The answer rested in the medical research facilities aboard Scorpius’ Command Carrier. Any command officer of Scorpius’ rank, with as many medical challenges to be addressed as a sebacean-scarran half-breed habitually faces, would have an extensive supply of genetic samples safely stored away in case of an emergency.
“Will you tell him?” Braca asks, interrupting yet another dazed reverie.
You take a deep breath, pushing aside the exhaustion that continually derails your attention, and try to focus on the question. “Who? Crichton?”
“Yes. If he survives, will you tell him?”
“I haven’t thought that far ahead,” you say. It’s a lie. You have spent a good portion of the interval since Pilot reported that he had managed to locate Braca thinking about this exact question.
If John lives, will you tell him that he carries small portions of his most reviled enemy in his blood? If you decide to tell him, what words will you use to explain that it was his only hope for survival? The dilemma extends several steps further than that. You aren’t sure what this will do to John’s genetic makeup. Saving John means the moment may come when he says he won’t have any more children because he is afraid they might turn out one quarter scarran. Rygel assures you that a cure won’t have that effect. You have no way of knowing if he is right.
You wish John was here to explain it to you.
Braca clears his throat and shifts uneasily. Whatever he is about to say, it must be of monumental importance to make him this uncomfortable. When he finally speaks, it isn’t what you expected. “You didn’t need to honor the bargain. The hynerian was right. No one would care if you killed me. There might even be a reward.”
This is his way of saying thank you. He was desperate by the time you made contact: out of options and beginning to fear that he might be assassinated by any one of the multitude of officers he had double-crossed or out-maneuvered over the cycles, including Scorpius and Chancellor Mele-On Grayza. You had been able to extract an impossible price in return for the promise of a safe harbor, and he had accepted your terms with the kind of agreeable enthusiasm that only a dying man can express toward someone who has offered to save him. This is his best effort at showing his gratitude.
“I need to be somewhere else,” you say. The boys will be waiting for you. Enough time has passed that they will be ready for bed; they will be wondering where you are, worrying that something else bad has happened. You can feel their concern, taste it the way they must be right now. It is an itching ache in your stomach, a sick feeling near the roof of your mouth, metal-flavored and bitter-scented, leeching enjoyment out of every breath and leaving an acrid trail in its wake.
“Pilot,” Braca says to you, indicating the stolen courier ship with a sideward twitch of his head.

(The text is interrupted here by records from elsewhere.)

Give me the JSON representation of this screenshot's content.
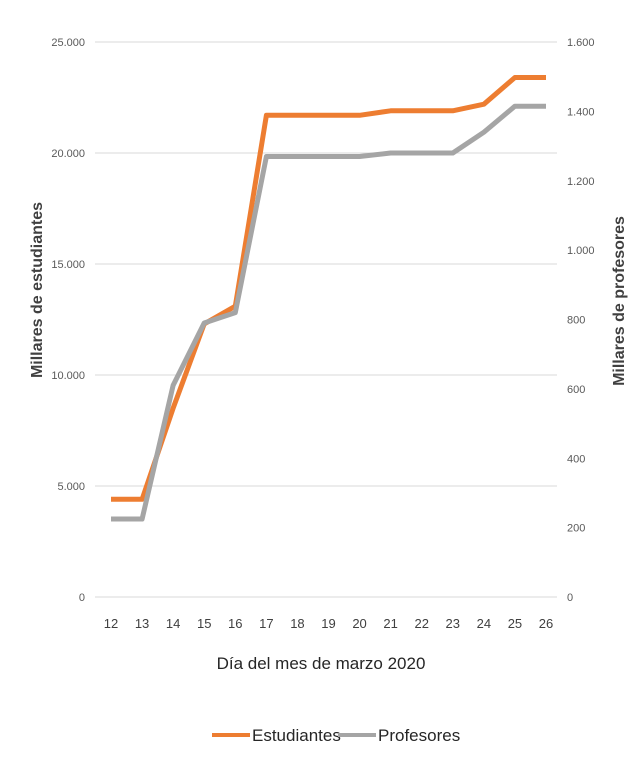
{
  "chart_data": {
    "type": "line",
    "x": [
      "12",
      "13",
      "14",
      "15",
      "16",
      "17",
      "18",
      "19",
      "20",
      "21",
      "22",
      "23",
      "24",
      "25",
      "26"
    ],
    "xlabel": "Día del mes de marzo 2020",
    "y_left": {
      "label": "Millares de estudiantes",
      "ylim": [
        0,
        25000
      ],
      "ticks": [
        0,
        5000,
        10000,
        15000,
        20000,
        25000
      ],
      "tick_labels": [
        "0",
        "5.000",
        "10.000",
        "15.000",
        "20.000",
        "25.000"
      ]
    },
    "y_right": {
      "label": "Millares de profesores",
      "ylim": [
        0,
        1600
      ],
      "ticks": [
        0,
        200,
        400,
        600,
        800,
        1000,
        1200,
        1400,
        1600
      ],
      "tick_labels": [
        "0",
        "200",
        "400",
        "600",
        "800",
        "1.000",
        "1.200",
        "1.400",
        "1.600"
      ]
    },
    "series": [
      {
        "name": "Estudiantes",
        "axis": "left",
        "color": "#ED7D31",
        "values": [
          4400,
          4400,
          8500,
          12300,
          13100,
          21700,
          21700,
          21700,
          21700,
          21900,
          21900,
          21900,
          22200,
          23400,
          23400
        ]
      },
      {
        "name": "Profesores",
        "axis": "right",
        "color": "#A5A5A5",
        "values": [
          225,
          225,
          610,
          790,
          820,
          1270,
          1270,
          1270,
          1270,
          1280,
          1280,
          1280,
          1340,
          1415,
          1415
        ]
      }
    ],
    "grid": true,
    "legend": "bottom"
  }
}
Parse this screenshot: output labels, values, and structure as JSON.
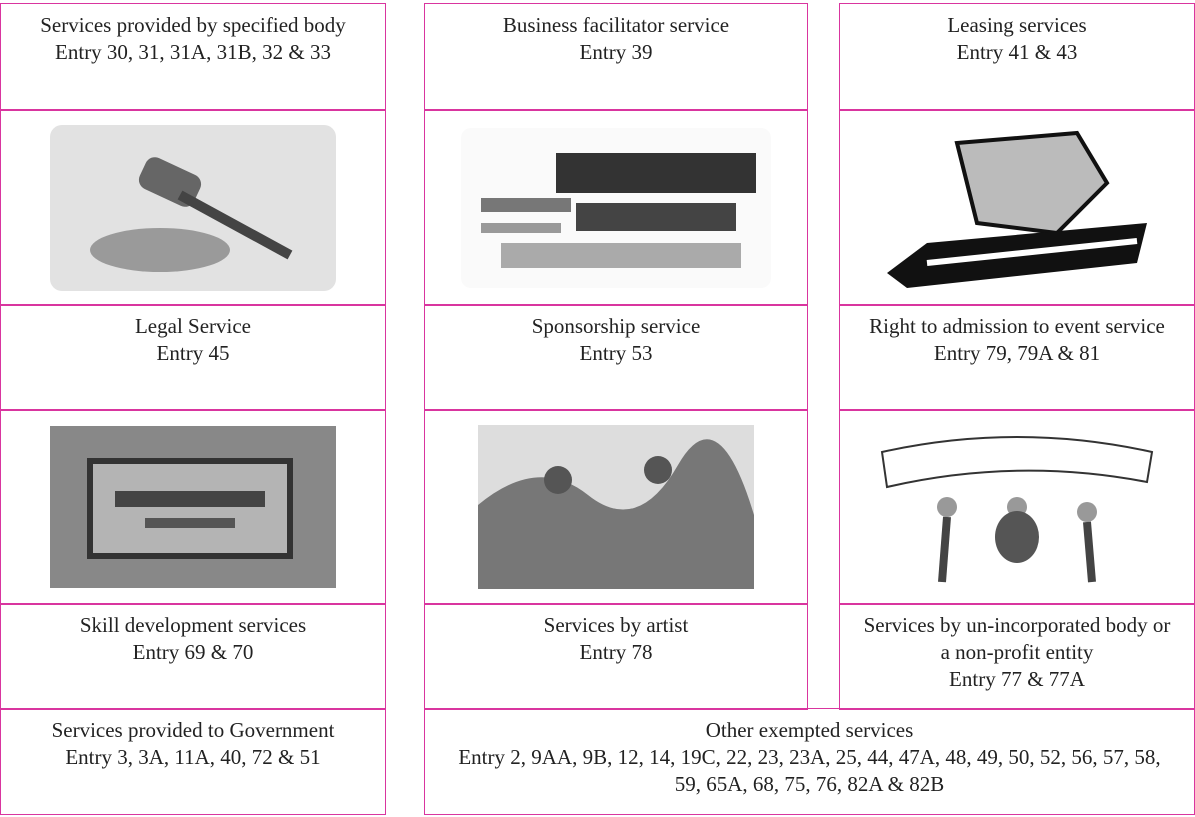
{
  "cells": [
    {
      "title": "Services provided by specified body",
      "entry": "Entry 30, 31, 31A, 31B, 32 & 33"
    },
    {
      "title": "Business facilitator service",
      "entry": "Entry 39"
    },
    {
      "title": "Leasing services",
      "entry": "Entry 41 & 43"
    },
    {
      "title": "Legal Service",
      "entry": "Entry 45"
    },
    {
      "title": "Sponsorship service",
      "entry": "Entry 53"
    },
    {
      "title": "Right to admission to event service",
      "entry": "Entry 79, 79A & 81"
    },
    {
      "title": "Skill development services",
      "entry": "Entry 69 & 70"
    },
    {
      "title": "Services by artist",
      "entry": "Entry 78"
    },
    {
      "title": "Services by un-incorporated body or a non-profit entity",
      "entry": "Entry 77 & 77A"
    },
    {
      "title": "Services provided to Government",
      "entry": "Entry 3, 3A, 11A, 40, 72 & 51"
    },
    {
      "title": "Other exempted services",
      "entry": "Entry 2, 9AA, 9B, 12, 14, 19C, 22, 23, 23A, 25, 44, 47A, 48, 49, 50, 52, 56, 57, 58, 59, 65A, 68, 75, 76, 82A & 82B"
    }
  ]
}
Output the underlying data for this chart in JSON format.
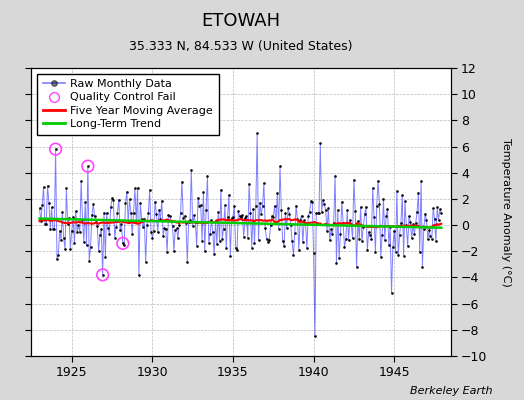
{
  "title": "ETOWAH",
  "subtitle": "35.333 N, 84.533 W (United States)",
  "ylabel": "Temperature Anomaly (°C)",
  "credit": "Berkeley Earth",
  "xlim": [
    1922.5,
    1948.5
  ],
  "ylim": [
    -10,
    12
  ],
  "yticks": [
    -10,
    -8,
    -6,
    -4,
    -2,
    0,
    2,
    4,
    6,
    8,
    10,
    12
  ],
  "xticks": [
    1925,
    1930,
    1935,
    1940,
    1945
  ],
  "fig_bg": "#d8d8d8",
  "plot_bg": "#ffffff",
  "grid_color": "#bbbbbb",
  "blue_line_color": "#0000ff",
  "blue_line_alpha": 0.5,
  "dot_color": "#000000",
  "red_line_color": "#ff0000",
  "green_line_color": "#00cc00",
  "qc_color": "#ff44ff",
  "title_fontsize": 13,
  "subtitle_fontsize": 9,
  "tick_fontsize": 9,
  "ylabel_fontsize": 8,
  "legend_fontsize": 8,
  "start_year": 1923,
  "end_year": 1947
}
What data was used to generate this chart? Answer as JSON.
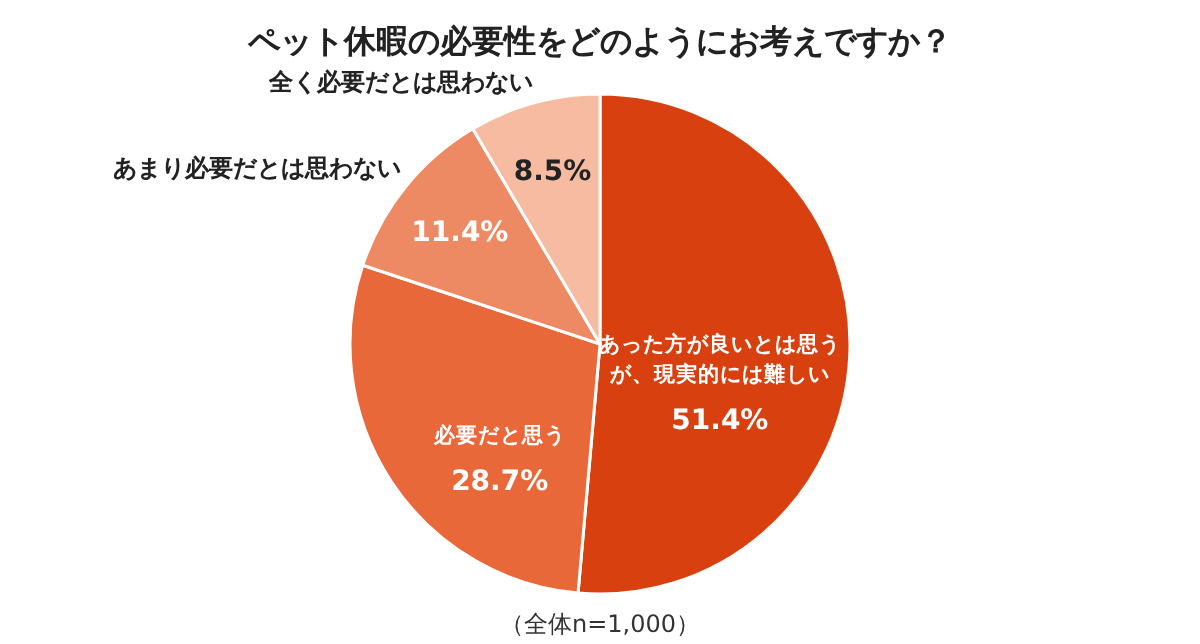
{
  "chart_data": {
    "type": "pie",
    "title": "ペット休暇の必要性をどのようにお考えですか？",
    "categories": [
      "あった方が良いとは思うが、現実的には難しい",
      "必要だと思う",
      "あまり必要だとは思わない",
      "全く必要だとは思わない"
    ],
    "values": [
      51.4,
      28.7,
      11.4,
      8.5
    ],
    "colors": [
      "#d9400f",
      "#e8683a",
      "#ee8a63",
      "#f6bba0"
    ],
    "value_labels": [
      "51.4%",
      "28.7%",
      "11.4%",
      "8.5%"
    ],
    "annotations": [
      "（全体n=1,000）"
    ]
  }
}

“Yes. We aren’t far from a sun. He can guide the ship until it is trapped in the star’s gravity.”
You part ways awkwardly, both of you behaving as though there is more to be said, some portion of your negotiations left undone or unaddressed. Comfort will require time. He is equal amounts prisoner and guest, not yet worthy of your trust. A first installment toward that goal has been paid. It will require many more before you start to relax.